Particle image velocimetry and planar laser-induced fluorescence measurements on lobed jet mixing flows

An experimental investigation of the vortical and turbulent structures in lobed jet mixing flows was conducted. The techniques of planar laser-induced fluorescence (PLIF) and particle image velocimetry (PIV) were used to accomplish flow visualisation and velocity filed measurements of the lobed jet mixing flows. Compared with a conventional circular jet flow, the lobed jet mixing flows were found to have a shorter laminar region, a smaller scale of spanwise Kelvin-Helmholtz vortices, quicker transition to turbulence and earlier appearance of small-scale vortical and turbulent structures. The intensive mixing of the Corp jet flow with ambient flow was found to concentrate within the first two nozzle diameters in the lobed jet mixing flow. More rapid growth of the shear layer at the near field and quicker decay of the central line velocity were also found in the lobed jet mixing flow.

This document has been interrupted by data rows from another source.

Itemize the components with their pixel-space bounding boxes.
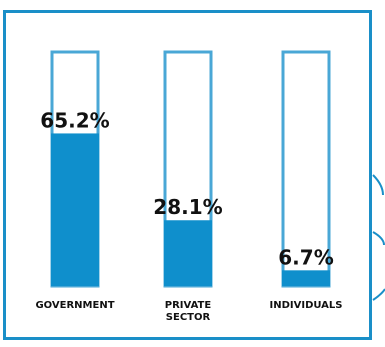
category-label: GOVERNMENT	[35, 300, 114, 311]
bar-track	[281, 50, 331, 288]
connector-line-bottom	[372, 288, 385, 301]
category-label: INDIVIDUALS	[270, 300, 343, 311]
bar	[282, 270, 330, 286]
bar-value-label: 6.7%	[278, 245, 333, 269]
category-label: PRIVATE	[165, 300, 212, 311]
connector-line-top	[372, 174, 384, 196]
connector-line-middle	[372, 231, 385, 246]
bar-value-label: 28.1%	[153, 195, 222, 219]
bar	[164, 220, 212, 286]
bar-value-label: 65.2%	[40, 108, 109, 132]
category-label: SECTOR	[166, 312, 211, 323]
bar	[51, 133, 99, 286]
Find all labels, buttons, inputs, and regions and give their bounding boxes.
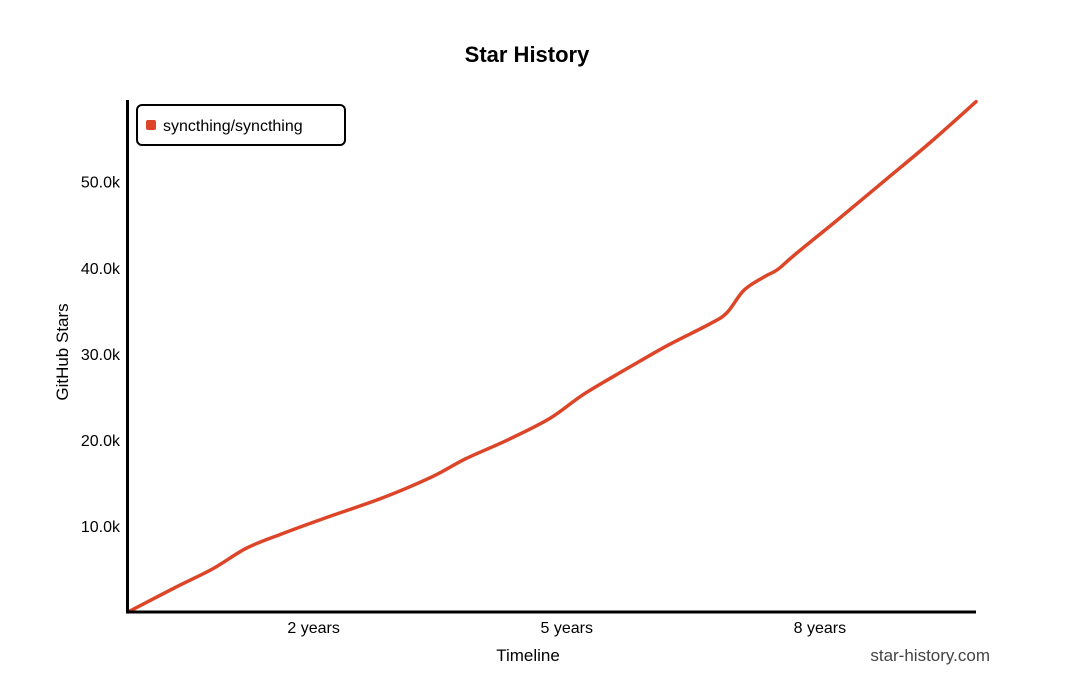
- y-tick-labels: 10.0k 20.0k 30.0k 40.0k 50.0k: [81, 175, 121, 536]
- x-tick-label: 2 years: [287, 620, 339, 637]
- chart-title: Star History: [465, 42, 590, 67]
- legend-box: [136, 104, 346, 146]
- legend: syncthing/syncthing: [136, 104, 346, 146]
- x-tick-labels: 2 years 5 years 8 years: [287, 620, 846, 637]
- y-tick-label: 50.0k: [81, 175, 121, 192]
- x-axis-label: Timeline: [496, 646, 560, 665]
- series-line-syncthing: [126, 99, 978, 614]
- legend-swatch: [146, 120, 156, 130]
- x-tick-label: 5 years: [541, 620, 593, 637]
- legend-label: syncthing/syncthing: [163, 118, 303, 135]
- y-tick-label: 10.0k: [81, 519, 121, 536]
- y-tick-label: 40.0k: [81, 261, 121, 278]
- x-tick-label: 8 years: [794, 620, 846, 637]
- y-axis-label: GitHub Stars: [53, 303, 72, 400]
- watermark: star-history.com: [870, 646, 990, 665]
- y-tick-label: 20.0k: [81, 433, 121, 450]
- y-tick-label: 30.0k: [81, 347, 121, 364]
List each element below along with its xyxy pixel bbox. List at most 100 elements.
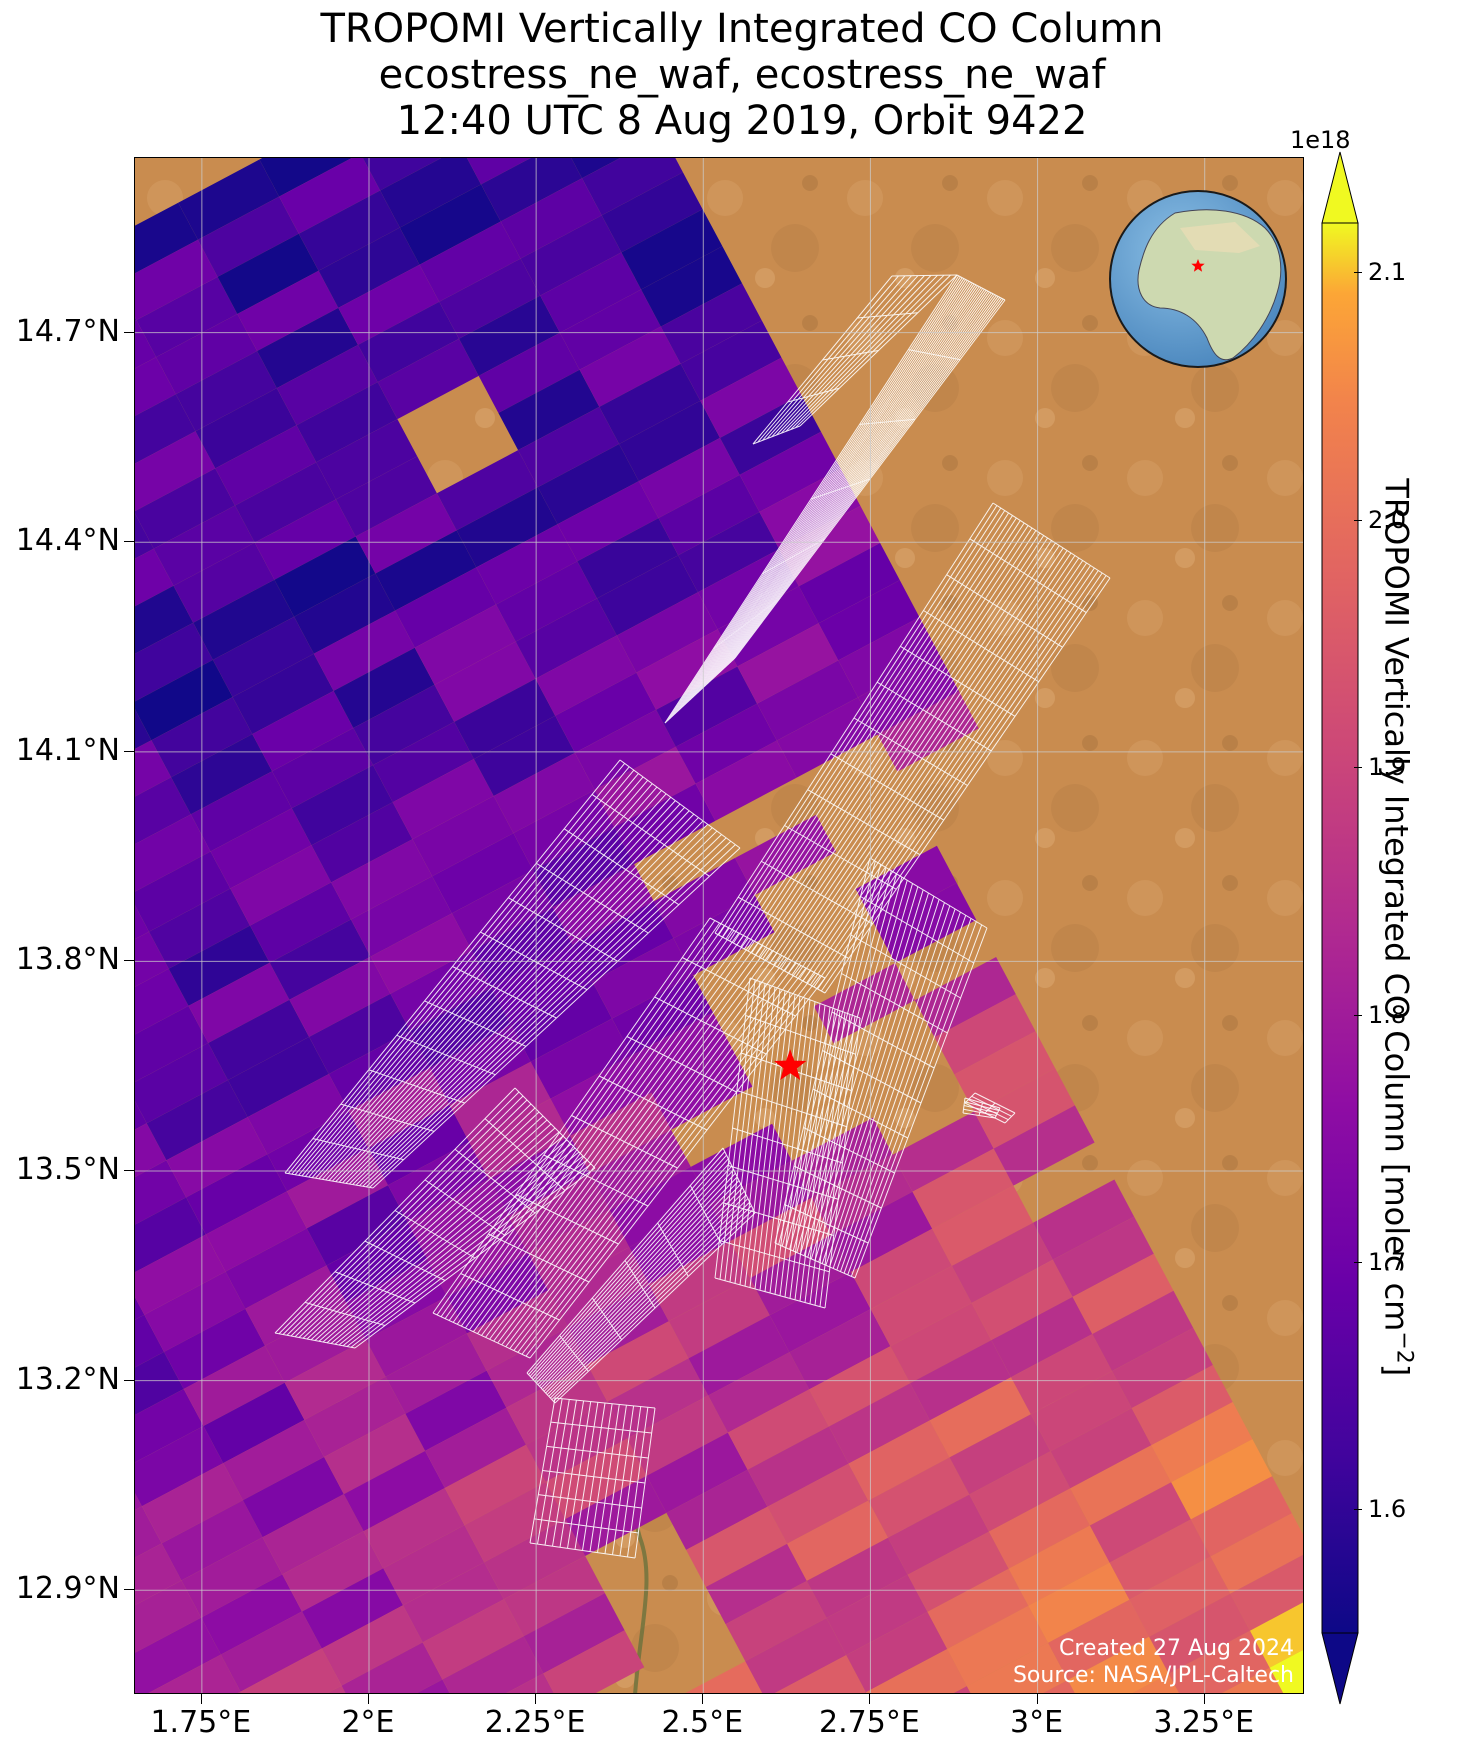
- co-cell: [262, 1494, 364, 1575]
- co-cell: [321, 1605, 423, 1686]
- map-canvas[interactable]: [135, 158, 1304, 1694]
- co-cell: [641, 246, 743, 327]
- co-cell: [767, 1463, 869, 1544]
- co-cell: [135, 320, 157, 369]
- co-cell: [227, 1036, 329, 1118]
- globe-star-icon: [1191, 259, 1205, 272]
- co-cell: [269, 919, 371, 1000]
- latitude-tick-label: 14.1°N: [15, 732, 120, 768]
- co-cell: [1132, 1673, 1179, 1693]
- colorbar-label: TROPOMI Vertically Integrated CO Column …: [1377, 478, 1417, 1377]
- co-cell: [552, 864, 654, 945]
- co-cell: [870, 1265, 972, 1347]
- latitude-tick-mark: [124, 541, 134, 543]
- co-cell: [890, 1303, 992, 1384]
- co-cell: [614, 783, 716, 865]
- co-cell: [912, 1148, 1014, 1229]
- co-cell: [619, 400, 720, 482]
- longitude-tick-label: 2.75°E: [819, 1705, 920, 1740]
- co-cell: [164, 1308, 265, 1389]
- co-cell: [287, 1148, 388, 1229]
- co-cell: [197, 196, 299, 277]
- co-cell: [419, 221, 521, 302]
- co-cell: [392, 759, 494, 840]
- map-panel[interactable]: [134, 157, 1304, 1694]
- co-cell: [341, 1642, 443, 1693]
- co-cell: [212, 616, 314, 697]
- footprint-mesh: [714, 502, 1111, 994]
- colorbar-tick-mark: [1354, 1014, 1362, 1016]
- co-cell: [201, 1574, 302, 1655]
- co-cell: [953, 1686, 971, 1693]
- co-cell: [135, 1689, 138, 1693]
- longitude-tick-label: 2.25°E: [484, 1705, 586, 1740]
- co-cell: [1008, 1525, 1110, 1606]
- co-cell: [240, 1648, 342, 1693]
- co-cell: [826, 1574, 928, 1656]
- co-cell: [1109, 1519, 1211, 1600]
- footprint-mesh: [529, 1397, 656, 1559]
- co-cell: [811, 1154, 913, 1235]
- co-cell: [175, 351, 277, 432]
- co-cell: [656, 666, 758, 747]
- co-cell: [383, 1525, 485, 1606]
- co-cell: [1028, 1562, 1130, 1643]
- co-cell: [601, 172, 703, 253]
- co-cell: [636, 629, 738, 710]
- colorbar-tick-mark: [1354, 1261, 1362, 1263]
- co-cell: [513, 789, 615, 871]
- co-cell: [135, 709, 152, 749]
- co-cell: [789, 1309, 891, 1390]
- co-cell: [135, 931, 169, 987]
- co-cell: [298, 190, 400, 271]
- co-cell: [540, 252, 642, 333]
- co-cell: [135, 1005, 209, 1082]
- co-cell: [934, 994, 1036, 1075]
- co-cell: [478, 332, 580, 413]
- co-cell: [971, 1259, 1073, 1341]
- co-cell: [518, 406, 620, 488]
- latitude-tick-mark: [124, 960, 134, 962]
- footprint-mesh: [714, 977, 861, 1309]
- graticule: [135, 158, 1303, 1693]
- co-cell: [865, 1649, 967, 1693]
- co-cell: [914, 957, 1016, 1038]
- co-cell: [550, 1055, 652, 1136]
- co-cell: [688, 1315, 790, 1396]
- co-cell: [135, 468, 235, 549]
- co-cell: [1048, 1599, 1150, 1680]
- longitude-tick-label: 2°E: [341, 1705, 395, 1740]
- site-star-icon[interactable]: [774, 1049, 807, 1080]
- colorbar-tick-mark: [1354, 272, 1362, 274]
- colorbar-tick-label: 1.7: [1368, 1247, 1407, 1276]
- co-cell: [304, 1376, 406, 1457]
- co-cell: [954, 1031, 1056, 1112]
- co-cell: [135, 1351, 184, 1415]
- co-cell: [520, 215, 622, 296]
- co-cell: [451, 870, 553, 951]
- latitude-tick-label: 13.2°N: [15, 1361, 120, 1397]
- co-cell: [380, 158, 481, 228]
- co-cell: [168, 925, 270, 1006]
- co-cell: [838, 617, 940, 698]
- co-cell: [653, 858, 755, 939]
- co-cell: [557, 481, 659, 562]
- co-cell: [135, 777, 191, 845]
- co-cell: [1151, 1402, 1253, 1483]
- co-cell: [395, 567, 496, 648]
- co-cell: [135, 814, 211, 892]
- co-cell: [493, 752, 595, 834]
- longitude-tick-mark: [1036, 1694, 1038, 1704]
- co-cell: [868, 1457, 970, 1538]
- co-cell: [533, 827, 635, 908]
- co-cell: [966, 1642, 1068, 1693]
- co-cell: [210, 808, 312, 889]
- co-cell: [135, 357, 176, 416]
- co-cell: [951, 1222, 1053, 1303]
- latitude-tick-label: 14.7°N: [15, 313, 120, 349]
- co-cell: [469, 1098, 571, 1180]
- co-cell: [739, 431, 841, 512]
- co-cell: [1171, 1439, 1273, 1520]
- co-cell: [523, 1593, 625, 1674]
- co-cell: [737, 623, 839, 704]
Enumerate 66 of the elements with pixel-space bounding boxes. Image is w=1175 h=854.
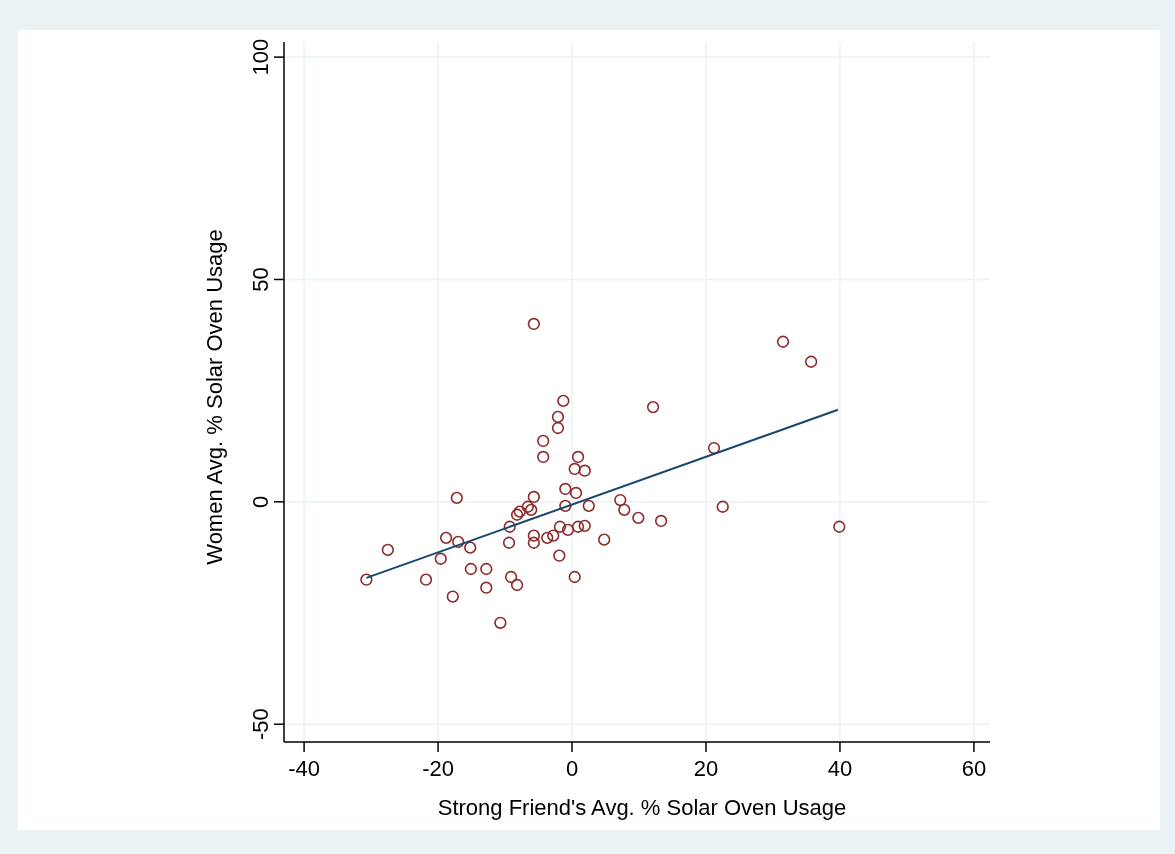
point <box>480 562 493 576</box>
point <box>504 570 518 584</box>
point <box>553 520 567 533</box>
point <box>541 531 554 545</box>
point <box>776 335 790 348</box>
point <box>553 549 566 562</box>
point <box>557 394 570 408</box>
point <box>707 441 721 455</box>
point <box>434 552 447 565</box>
point <box>582 499 595 512</box>
point <box>571 520 585 533</box>
point <box>569 486 583 500</box>
point <box>614 493 627 507</box>
x-tick-label: 60 <box>961 756 987 781</box>
point <box>360 573 373 586</box>
point <box>805 355 818 368</box>
point <box>716 500 729 513</box>
point <box>439 531 453 545</box>
x-tick-label: 0 <box>565 756 579 781</box>
point <box>452 535 465 549</box>
point <box>527 536 540 549</box>
y-tick-label: 0 <box>248 495 273 508</box>
point <box>521 500 534 513</box>
point <box>559 499 572 512</box>
x-tick-label: 20 <box>693 756 719 781</box>
point <box>419 573 433 586</box>
point <box>480 581 493 594</box>
point <box>527 317 540 331</box>
point <box>578 464 591 477</box>
point <box>502 536 516 549</box>
point <box>551 421 565 435</box>
point <box>464 541 477 554</box>
point <box>654 514 668 528</box>
point <box>446 590 459 603</box>
point <box>527 529 540 542</box>
point <box>494 616 507 629</box>
point <box>559 482 572 496</box>
point <box>618 503 631 516</box>
point <box>632 511 645 524</box>
point <box>537 434 550 448</box>
point <box>503 520 516 533</box>
y-axis-title: Women Avg. % Solar Oven Usage <box>202 229 227 565</box>
point <box>568 462 581 476</box>
point <box>464 562 478 576</box>
point <box>561 523 575 537</box>
point <box>525 503 538 516</box>
point <box>598 533 611 546</box>
point <box>537 450 550 464</box>
point <box>646 400 660 414</box>
point <box>381 543 394 557</box>
point <box>571 450 585 464</box>
x-tick-label: -40 <box>288 756 320 781</box>
point <box>833 520 846 533</box>
x-axis-title: Strong Friend's Avg. % Solar Oven Usage <box>437 795 847 820</box>
point <box>527 490 540 504</box>
point <box>551 410 565 424</box>
point <box>450 491 463 504</box>
point <box>578 519 591 532</box>
x-tick-label: 40 <box>827 756 853 781</box>
y-tick-label: 50 <box>248 267 273 292</box>
point <box>547 529 560 542</box>
point <box>568 570 581 584</box>
x-tick-label: -20 <box>422 756 454 781</box>
point <box>510 578 524 592</box>
y-tick-label: 100 <box>248 38 273 76</box>
y-tick-label: -50 <box>248 708 273 741</box>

All these indicated a better mixing enhancement performance of the lobed nozzle compared with the conventional circular nozzle in the near-field region. Based on the PLIF and PIV results, two aspects of the mechanism of mixing enhancement in a lobed jet mixing flow were suggested. One is that a lobed nozzle can cause big azimuthal perturbations in the jet flow due to its special geometry, and the streamwise vortices produced by the lobed nozzle can enhanced the azimuthal perturbations. The "cut and connect" process of the large-scale spanwise Kelvin-Helmholtz vortex rings was accelerated. This is responsible for the avalanche of three-dimensional and smaller-scale motions and the generation of high turbulence. Another is that the "stretch effect" of streamwise vortices generated by the lobed nozzle on the spanwise Kelvin-Helmholtz vortical rings reduced the scale of the spanwise Kelvin-Helmholtz vortices, which also results in the creation of much small-scale intense turbulence and enhances the mixing of the core jet flow with the ambient flow.